La fraude, y compris au crédit, s’étoffe : l’intelligence, artificielle soutient déjà la fraude, bien réelle. Evolution qui devrait ouvrir des espoirs et des outils nouveaux pour lutter contre cette forme d’insécurité financière, notamment mis à disposition par les banques à leurs clients en services de paiement. Pour favoriser la vigilance chez les clients, ou tout simplement, pour cultiver un réflexe efficace avant tout paiement, deux grands principes se montrent supérieurs : (i) pas de communication de données de paiement à des tiers ; (ii) pas de paiement sans identification certaine du bénéficiaire du paiement.
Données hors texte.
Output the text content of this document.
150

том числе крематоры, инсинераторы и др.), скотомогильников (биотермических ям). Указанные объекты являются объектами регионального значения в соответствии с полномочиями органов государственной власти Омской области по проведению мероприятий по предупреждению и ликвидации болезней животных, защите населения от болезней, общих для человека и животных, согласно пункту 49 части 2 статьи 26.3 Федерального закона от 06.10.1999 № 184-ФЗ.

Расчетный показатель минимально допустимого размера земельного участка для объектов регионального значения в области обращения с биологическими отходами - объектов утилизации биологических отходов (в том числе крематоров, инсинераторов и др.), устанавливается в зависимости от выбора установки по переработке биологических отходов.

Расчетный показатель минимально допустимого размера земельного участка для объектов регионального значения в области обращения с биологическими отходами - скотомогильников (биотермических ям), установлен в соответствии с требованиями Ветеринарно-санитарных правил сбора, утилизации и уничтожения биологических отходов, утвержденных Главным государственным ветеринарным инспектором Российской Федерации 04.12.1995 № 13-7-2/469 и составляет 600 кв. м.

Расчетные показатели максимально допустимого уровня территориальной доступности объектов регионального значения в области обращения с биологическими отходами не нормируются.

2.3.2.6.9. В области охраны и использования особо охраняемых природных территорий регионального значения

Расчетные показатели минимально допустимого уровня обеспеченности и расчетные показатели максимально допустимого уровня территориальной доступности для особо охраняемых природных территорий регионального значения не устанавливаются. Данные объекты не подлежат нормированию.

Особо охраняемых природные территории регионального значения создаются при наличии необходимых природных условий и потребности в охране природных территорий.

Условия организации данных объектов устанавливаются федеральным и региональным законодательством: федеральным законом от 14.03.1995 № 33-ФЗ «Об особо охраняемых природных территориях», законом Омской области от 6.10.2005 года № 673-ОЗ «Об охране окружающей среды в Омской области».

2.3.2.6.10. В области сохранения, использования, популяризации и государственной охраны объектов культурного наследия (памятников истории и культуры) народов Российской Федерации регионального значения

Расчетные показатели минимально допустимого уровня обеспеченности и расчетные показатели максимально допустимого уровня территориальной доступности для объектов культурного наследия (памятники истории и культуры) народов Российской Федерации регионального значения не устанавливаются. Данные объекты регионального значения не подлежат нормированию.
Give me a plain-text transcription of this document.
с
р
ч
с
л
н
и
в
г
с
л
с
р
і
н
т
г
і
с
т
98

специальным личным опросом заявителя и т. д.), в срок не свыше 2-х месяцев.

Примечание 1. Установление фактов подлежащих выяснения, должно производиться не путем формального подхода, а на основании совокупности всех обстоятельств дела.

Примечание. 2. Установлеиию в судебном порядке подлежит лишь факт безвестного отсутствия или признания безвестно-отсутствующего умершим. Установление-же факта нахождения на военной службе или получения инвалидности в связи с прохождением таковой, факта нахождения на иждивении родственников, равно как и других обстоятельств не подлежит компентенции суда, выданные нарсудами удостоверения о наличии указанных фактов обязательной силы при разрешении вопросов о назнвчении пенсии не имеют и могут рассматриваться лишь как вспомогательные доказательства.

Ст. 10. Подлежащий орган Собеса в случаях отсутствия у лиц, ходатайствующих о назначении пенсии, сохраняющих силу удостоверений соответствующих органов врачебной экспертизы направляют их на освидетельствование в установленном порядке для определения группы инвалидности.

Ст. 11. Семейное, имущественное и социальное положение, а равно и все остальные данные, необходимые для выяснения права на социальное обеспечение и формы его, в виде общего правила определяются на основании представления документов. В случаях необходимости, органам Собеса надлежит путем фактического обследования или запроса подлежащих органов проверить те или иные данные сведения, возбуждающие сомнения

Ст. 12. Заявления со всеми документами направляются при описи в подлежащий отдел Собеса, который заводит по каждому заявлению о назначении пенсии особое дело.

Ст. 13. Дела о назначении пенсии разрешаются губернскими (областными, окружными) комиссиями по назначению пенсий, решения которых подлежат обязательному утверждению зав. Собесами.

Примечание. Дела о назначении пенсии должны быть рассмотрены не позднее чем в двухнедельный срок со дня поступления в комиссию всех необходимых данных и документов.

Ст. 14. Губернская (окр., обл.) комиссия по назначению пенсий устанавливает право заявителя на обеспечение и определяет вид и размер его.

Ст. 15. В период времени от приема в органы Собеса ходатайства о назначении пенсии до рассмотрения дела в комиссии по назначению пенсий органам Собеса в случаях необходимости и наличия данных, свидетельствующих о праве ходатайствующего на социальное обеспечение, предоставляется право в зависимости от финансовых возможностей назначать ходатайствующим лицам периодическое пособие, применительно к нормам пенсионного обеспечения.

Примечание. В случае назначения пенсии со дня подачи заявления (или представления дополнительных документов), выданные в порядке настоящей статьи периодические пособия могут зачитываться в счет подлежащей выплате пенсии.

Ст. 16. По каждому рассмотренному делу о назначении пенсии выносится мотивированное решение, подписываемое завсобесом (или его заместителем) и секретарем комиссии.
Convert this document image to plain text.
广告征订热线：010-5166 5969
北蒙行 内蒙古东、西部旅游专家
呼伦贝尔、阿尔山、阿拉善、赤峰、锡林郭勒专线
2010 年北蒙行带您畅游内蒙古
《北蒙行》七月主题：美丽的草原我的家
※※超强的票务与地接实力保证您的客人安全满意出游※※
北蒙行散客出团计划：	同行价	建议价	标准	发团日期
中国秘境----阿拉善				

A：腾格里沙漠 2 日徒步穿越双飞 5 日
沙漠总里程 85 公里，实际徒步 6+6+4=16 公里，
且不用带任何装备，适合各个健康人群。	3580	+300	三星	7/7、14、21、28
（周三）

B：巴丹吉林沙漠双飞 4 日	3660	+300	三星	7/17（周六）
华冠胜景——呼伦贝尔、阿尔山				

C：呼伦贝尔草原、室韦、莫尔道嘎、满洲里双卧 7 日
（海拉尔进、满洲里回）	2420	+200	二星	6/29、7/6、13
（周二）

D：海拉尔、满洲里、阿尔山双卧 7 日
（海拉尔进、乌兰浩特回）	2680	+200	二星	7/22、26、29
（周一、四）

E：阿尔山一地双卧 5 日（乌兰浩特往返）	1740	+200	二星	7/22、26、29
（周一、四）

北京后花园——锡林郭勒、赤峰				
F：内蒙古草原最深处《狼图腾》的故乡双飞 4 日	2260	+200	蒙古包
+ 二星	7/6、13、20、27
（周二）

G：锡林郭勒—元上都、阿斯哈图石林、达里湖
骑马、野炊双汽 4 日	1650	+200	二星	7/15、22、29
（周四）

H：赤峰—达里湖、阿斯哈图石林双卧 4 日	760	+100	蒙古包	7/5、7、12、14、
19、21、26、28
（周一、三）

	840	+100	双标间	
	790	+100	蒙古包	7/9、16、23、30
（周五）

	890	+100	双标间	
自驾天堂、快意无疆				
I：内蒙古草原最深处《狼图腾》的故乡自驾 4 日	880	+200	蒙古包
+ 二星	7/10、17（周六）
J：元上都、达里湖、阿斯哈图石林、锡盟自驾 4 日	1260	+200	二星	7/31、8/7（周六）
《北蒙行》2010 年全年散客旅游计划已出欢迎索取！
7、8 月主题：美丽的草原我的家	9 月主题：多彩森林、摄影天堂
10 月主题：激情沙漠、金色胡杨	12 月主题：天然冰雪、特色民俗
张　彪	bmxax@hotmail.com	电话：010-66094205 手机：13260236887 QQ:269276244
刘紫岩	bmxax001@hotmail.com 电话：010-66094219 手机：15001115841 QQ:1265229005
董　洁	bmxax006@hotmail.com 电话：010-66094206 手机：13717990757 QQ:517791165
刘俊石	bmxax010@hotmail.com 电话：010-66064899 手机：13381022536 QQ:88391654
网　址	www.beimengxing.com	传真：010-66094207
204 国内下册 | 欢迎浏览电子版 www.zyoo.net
Une situation particulière devrait systématiquement éveiller l’attention de tout consommateur : une demande de virement, combinée à une urgence quelconque. Pas de paiement dans l’urgence. Y compris en crédit. En attendant des protections techniques efficaces, ces deux principes et cette situation particulière sont à diffuser, sans réserve.
Face à la fraude, la seule urgence dans le monde bancaire et du crédit, c’est bien la protection des populations et des clientèles.